Just one thing, a few simpler examples for certain concepts may be better for understanding them, as some people (like me) who are not well versed with scientific terms and concepts find it a bit challenging and difficult to understand them.
por Rong-Rong C•
Crash course is the correct description; vast amount of material covered in a few segments. As a result, this course is fast-paced and does not go too deeply into any particular aspect of statistics. It is nice to have a little knowledge of the subject matter but it is not required.
por Sergey G•
This course could be really usefull even for experienced Data Scientist to correctly organize a workflow in his\her DS team. The described technologies and some examples a little bit outdated in 2020, but most of the information is quite general and relevant for any period of time,
por Peter E•
I am a PhD biologist leading a team of data analysts. I found this course to be quick and easy to follow, well presented, and extremely helpful. The instructors are truly professional and they excel in this medium, I was very impressed. Thanks Coursera and Johns Hopkins!
por Marc-Eric L•
It was very good. I am not a DS but have been exposed to their work. I would like to debate whether Hadoop is the best place to do the work today, but the point made still stands. The one thing that made me put a 4* instead of 5: I don't see how it is "executive" yet.
por Lucas B P•
I left with a good understanding of the reach and dynamics of the field of data science. Even with experience in using data to answer questions in the context of an organization this has been a good way of mapping out the areas where that experience can be extended.
por Seraphim A•
A very good intro to Data Science by three experts.

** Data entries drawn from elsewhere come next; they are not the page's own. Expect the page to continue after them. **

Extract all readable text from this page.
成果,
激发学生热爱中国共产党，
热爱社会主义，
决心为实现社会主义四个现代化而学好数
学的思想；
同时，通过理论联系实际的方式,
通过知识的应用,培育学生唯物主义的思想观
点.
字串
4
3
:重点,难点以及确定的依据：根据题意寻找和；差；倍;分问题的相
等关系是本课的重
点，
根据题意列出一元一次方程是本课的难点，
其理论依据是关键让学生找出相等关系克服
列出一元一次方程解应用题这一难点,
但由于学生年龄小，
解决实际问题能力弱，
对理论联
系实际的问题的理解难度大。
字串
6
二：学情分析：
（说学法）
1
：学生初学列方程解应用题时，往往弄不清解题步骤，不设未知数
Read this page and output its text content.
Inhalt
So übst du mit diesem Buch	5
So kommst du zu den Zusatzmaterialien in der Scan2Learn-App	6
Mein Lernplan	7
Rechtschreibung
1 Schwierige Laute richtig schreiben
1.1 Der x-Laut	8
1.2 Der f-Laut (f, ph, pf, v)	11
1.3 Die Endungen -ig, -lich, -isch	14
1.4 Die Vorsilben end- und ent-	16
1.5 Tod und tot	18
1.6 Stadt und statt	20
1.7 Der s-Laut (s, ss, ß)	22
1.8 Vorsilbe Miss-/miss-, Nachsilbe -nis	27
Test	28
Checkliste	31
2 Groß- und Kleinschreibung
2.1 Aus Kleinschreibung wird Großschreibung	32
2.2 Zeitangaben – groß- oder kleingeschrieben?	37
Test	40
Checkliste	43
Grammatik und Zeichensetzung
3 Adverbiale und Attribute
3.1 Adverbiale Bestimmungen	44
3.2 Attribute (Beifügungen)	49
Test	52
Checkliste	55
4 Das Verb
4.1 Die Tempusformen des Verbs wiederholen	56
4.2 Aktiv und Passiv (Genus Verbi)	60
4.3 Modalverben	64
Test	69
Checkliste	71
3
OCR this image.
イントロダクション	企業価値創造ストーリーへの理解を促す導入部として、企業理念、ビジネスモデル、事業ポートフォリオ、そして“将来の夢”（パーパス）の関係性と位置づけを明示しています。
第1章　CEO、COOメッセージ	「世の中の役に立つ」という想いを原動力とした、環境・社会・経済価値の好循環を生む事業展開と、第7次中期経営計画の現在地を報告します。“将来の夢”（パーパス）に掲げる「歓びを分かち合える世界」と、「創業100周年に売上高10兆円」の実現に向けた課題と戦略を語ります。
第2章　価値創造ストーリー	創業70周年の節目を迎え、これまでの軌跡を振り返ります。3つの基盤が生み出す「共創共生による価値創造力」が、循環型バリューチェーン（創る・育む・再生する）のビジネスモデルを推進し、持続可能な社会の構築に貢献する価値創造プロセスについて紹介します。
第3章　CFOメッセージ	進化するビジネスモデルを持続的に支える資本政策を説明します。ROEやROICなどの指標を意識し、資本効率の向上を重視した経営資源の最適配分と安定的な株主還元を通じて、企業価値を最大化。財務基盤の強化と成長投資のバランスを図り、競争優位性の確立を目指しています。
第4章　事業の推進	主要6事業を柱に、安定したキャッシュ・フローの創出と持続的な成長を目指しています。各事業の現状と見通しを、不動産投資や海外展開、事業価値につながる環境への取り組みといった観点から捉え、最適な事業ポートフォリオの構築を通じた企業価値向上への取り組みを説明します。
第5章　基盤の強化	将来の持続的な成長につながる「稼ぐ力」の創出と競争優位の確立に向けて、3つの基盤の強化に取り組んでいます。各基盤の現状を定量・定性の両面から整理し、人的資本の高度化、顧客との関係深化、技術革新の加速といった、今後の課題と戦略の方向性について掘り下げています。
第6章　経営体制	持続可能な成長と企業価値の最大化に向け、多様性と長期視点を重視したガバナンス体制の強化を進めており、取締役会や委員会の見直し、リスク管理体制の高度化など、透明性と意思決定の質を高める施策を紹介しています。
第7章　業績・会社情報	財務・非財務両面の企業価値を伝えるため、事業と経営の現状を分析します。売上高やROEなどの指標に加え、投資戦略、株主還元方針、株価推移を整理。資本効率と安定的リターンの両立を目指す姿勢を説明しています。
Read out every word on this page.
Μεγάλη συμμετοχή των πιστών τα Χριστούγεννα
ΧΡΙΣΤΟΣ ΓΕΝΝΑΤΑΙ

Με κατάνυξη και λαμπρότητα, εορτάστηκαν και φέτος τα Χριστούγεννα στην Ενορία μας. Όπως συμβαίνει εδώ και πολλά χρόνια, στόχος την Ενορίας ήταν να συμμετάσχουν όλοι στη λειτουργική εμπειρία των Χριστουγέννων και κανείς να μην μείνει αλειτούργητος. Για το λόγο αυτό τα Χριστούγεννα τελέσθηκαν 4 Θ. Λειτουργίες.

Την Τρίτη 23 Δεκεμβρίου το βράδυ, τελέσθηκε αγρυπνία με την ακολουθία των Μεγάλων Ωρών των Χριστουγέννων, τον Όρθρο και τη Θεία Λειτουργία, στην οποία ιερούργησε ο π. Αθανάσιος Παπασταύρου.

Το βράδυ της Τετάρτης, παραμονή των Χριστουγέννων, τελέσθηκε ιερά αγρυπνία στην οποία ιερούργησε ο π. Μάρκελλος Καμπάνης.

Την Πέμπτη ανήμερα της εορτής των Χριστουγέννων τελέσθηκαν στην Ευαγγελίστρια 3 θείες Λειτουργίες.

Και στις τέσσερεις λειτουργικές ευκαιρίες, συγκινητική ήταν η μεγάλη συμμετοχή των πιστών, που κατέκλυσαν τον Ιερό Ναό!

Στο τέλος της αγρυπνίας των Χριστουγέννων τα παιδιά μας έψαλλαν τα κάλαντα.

Well-paced, with reasonable quiz questions and can be completed in less than a week. However, I would certainly not pay for it, because it is feels more like a well-designed ad for the spesialization that follows!
por Ben H•
As advertised. This is a basic introduction into thinking about data science problems and processes. No statistics or coding, but the discussion of tools and ideas will be valuable for anyone who is numerate but hasn't been exposed to data science practices.
por Priya S•
Course explanation/class can be a little more simple as this is a crash/basic course for data science. There were multiple situations where I had to google on few data science/statistics jargons, which I couldn't understand as I am a beginner in this field.
por Kevin W F•
While the course has excellent material, I would not send any of my executives to it. The information is to deep and technical for a business executive in my opinion. I would have liked more examples on how implementing this would benefit a business.
por Abraham E•
Good starting point if you have no idea about what data science is about. It could be more helpful if it made a clearer distinction between classic statistics and data science (it is briefly mentioned); and what are the pardigms of this discipline.